Est-il possible que ce qui a été perdu – ou suspendu indéfiniment – ​​le 7 octobre ait été la minuscule chance d’un véritable dialogue, d’une véritable acceptation par chaque nation de l’existence de l’autre ? Et que disent maintenant ceux qui brandissaient la notion absurde d’un « État binational » ? Israël et la Palestine, deux nations déformées et corrompues par une guerre sans fin, ne peuvent même pas être cousins ​​l’un de l’autre – est-ce que quelqu’un croit encore qu’ils peuvent être des jumeaux siamois ? De nombreuses années sans guerre devront s’écouler avant même de pouvoir envisager l’acceptation et la guérison. En attendant, nous ne pouvons qu’imaginer l’ampleur de la peur et de la haine qui vont désormais faire surface. J’espère, je prie, qu’il y aura des Palestiniens en Cisjordanie qui, malgré leur haine d’Israël – leur occupant – se démarqueront, que ce soit par leurs actes ou leurs paroles, de ce que leurs compatriotes ont fait. En tant qu’Israélien, je n’ai pas le droit de leur prêcher ou de leur dire quoi faire. Mais en tant qu’être humain, j’ai le droit – et l’obligation – d’exiger d’eux une conduite humaine et morale.

Vers la fin du mois dernier, les dirigeants des États-Unis, d’Israël et de l’Arabie saoudite ont parlé avec enthousiasme d’un accord de paix entre Israël et les Saoudiens, qui s’appuierait sur les accords de normalisation entre Israël et le Maroc et les Émirats arabes unis. Les Palestiniens sont à peine présents dans ces accords. Netanyahou, arrogant et plein de confiance en lui, a réussi – selon ses propres termes – à rompre le lien entre le problème palestinien et les relations d’Israël avec les États arabes. L’accord israélo-saoudien n’est pas étranger aux événements du « samedi noir » entre Gaza et Israël. La paix qu’il aurait créée est une paix pour les riches. Il s’agit d’une tentative de contourner le cœur du conflit. Ces derniers jours ont prouvé qu’il est impossible de commencer à résoudre la tragédie du Moyen-Orient sans proposer une solution qui atténue les souffrances des Palestiniens.
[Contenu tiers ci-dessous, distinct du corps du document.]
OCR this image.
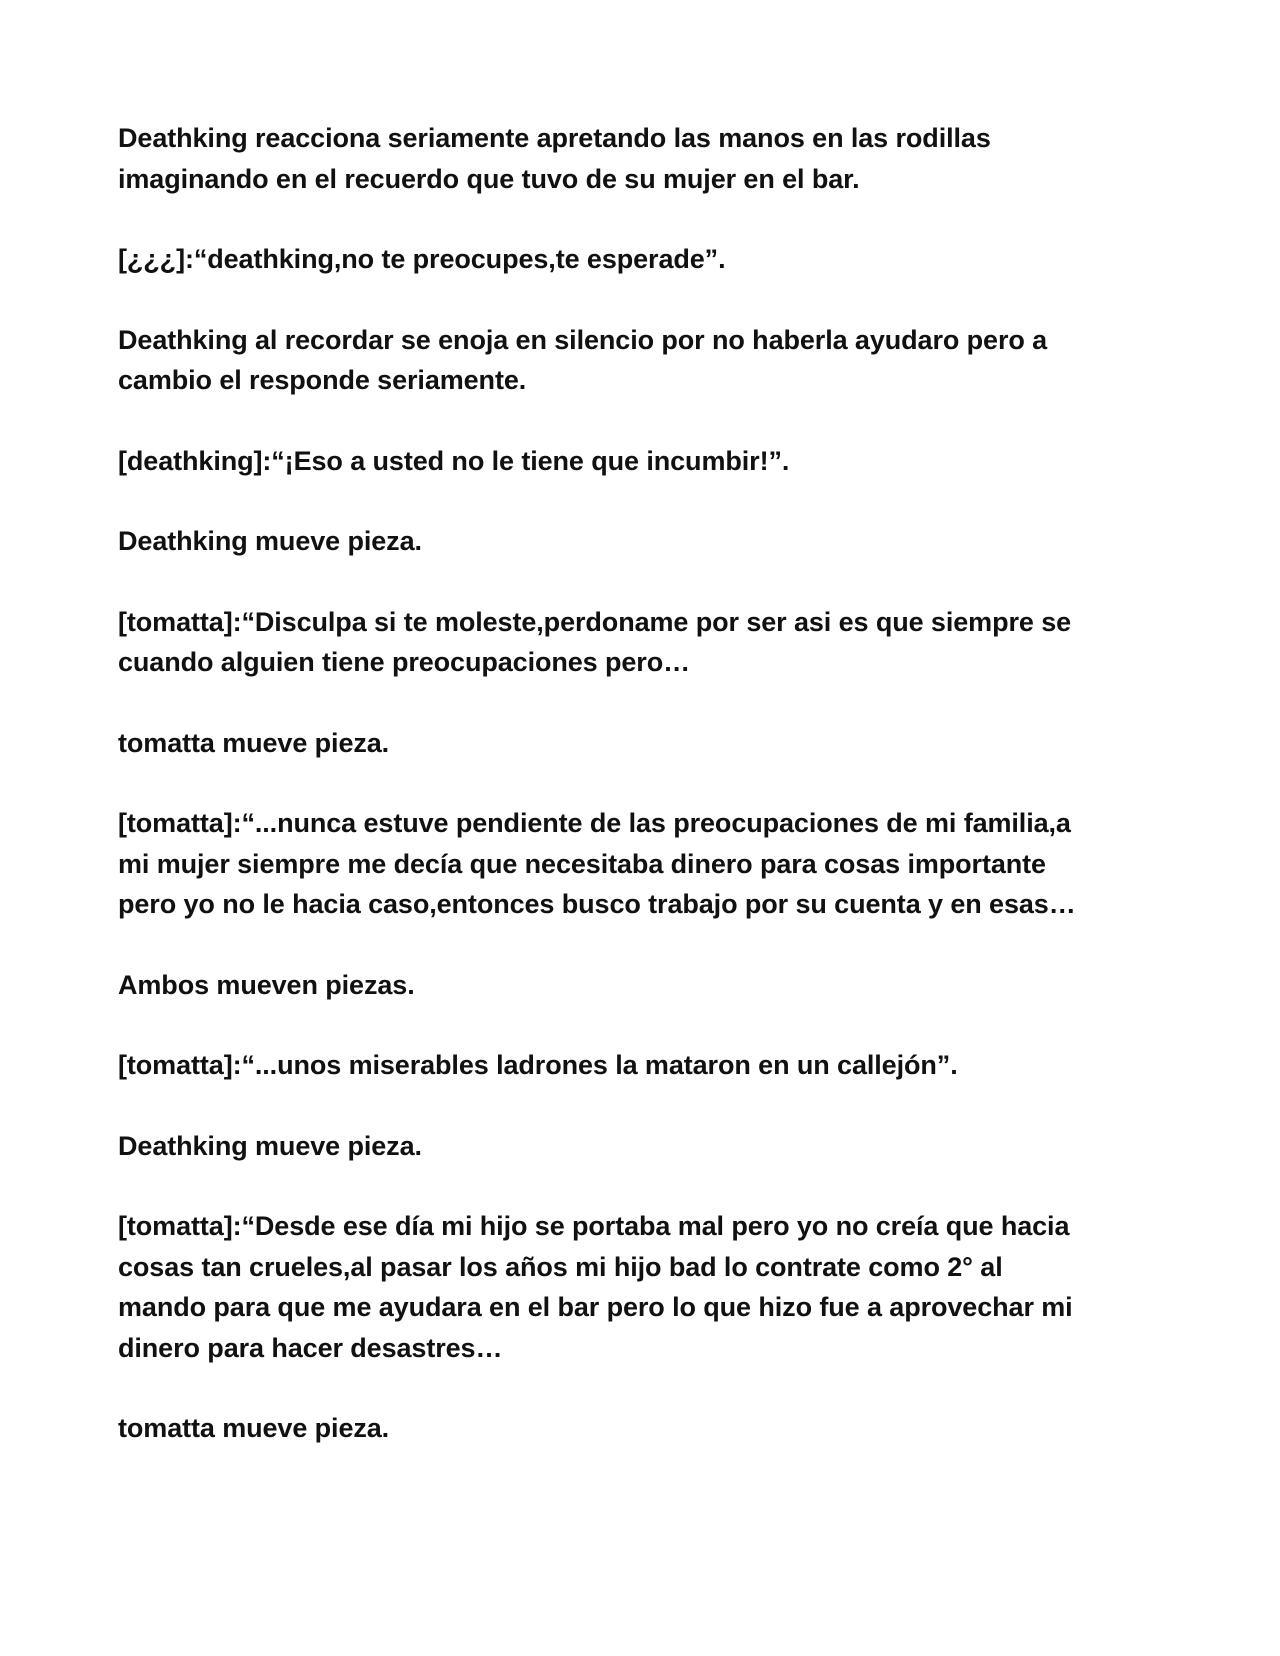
Deathking reacciona seriamente apretando las manos en las rodillas
imaginando en el recuerdo que tuvo de su mujer en el bar.

[¿¿¿]:“deathking,no te preocupes,te esperade”.

Deathking al recordar se enoja en silencio por no haberla ayudaro pero a
cambio el responde seriamente.

[deathking]:“¡Eso a usted no le tiene que incumbir!”.

Deathking mueve pieza.

[tomatta]:“Disculpa si te moleste,perdoname por ser asi es que siempre se
cuando alguien tiene preocupaciones pero…

tomatta mueve pieza.

[tomatta]:“...nunca estuve pendiente de las preocupaciones de mi familia,a
mi mujer siempre me decía que necesitaba dinero para cosas importante
pero yo no le hacia caso,entonces busco trabajo por su cuenta y en esas…

Ambos mueven piezas.

[tomatta]:“...unos miserables ladrones la mataron en un callejón”.

Deathking mueve pieza.

[tomatta]:“Desde ese día mi hijo se portaba mal pero yo no creía que hacia
cosas tan crueles,al pasar los años mi hijo bad lo contrate como 2° al
mando para que me ayudara en el bar pero lo que hizo fue a aprovechar mi
dinero para hacer desastres…

tomatta mueve pieza.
Sommes-nous capables de nous débarrasser des formules éculées et de comprendre que ce qui s’est produit ici est trop immense et trop terrible pour être vu à travers des paradigmes périmés ? Même le comportement d’Israël et ses crimes dans les territoires occupés depuis 56 ans ne peuvent justifier ou atténuer ce qui a été mis à nu : la profondeur de la haine envers Israël, la compréhension douloureuse que nous, Israéliens, devrons toujours vivre ici dans une vigilance accrue et une préparation constante à la guerre. . Dans un effort incessant pour être à la fois Athènes et Sparte. Et un doute fondamental quant à notre capacité à mener une vie normale, libre, sans menaces ni angoisses. Une vie stable et sécurisée. Une vie qui est à la maison.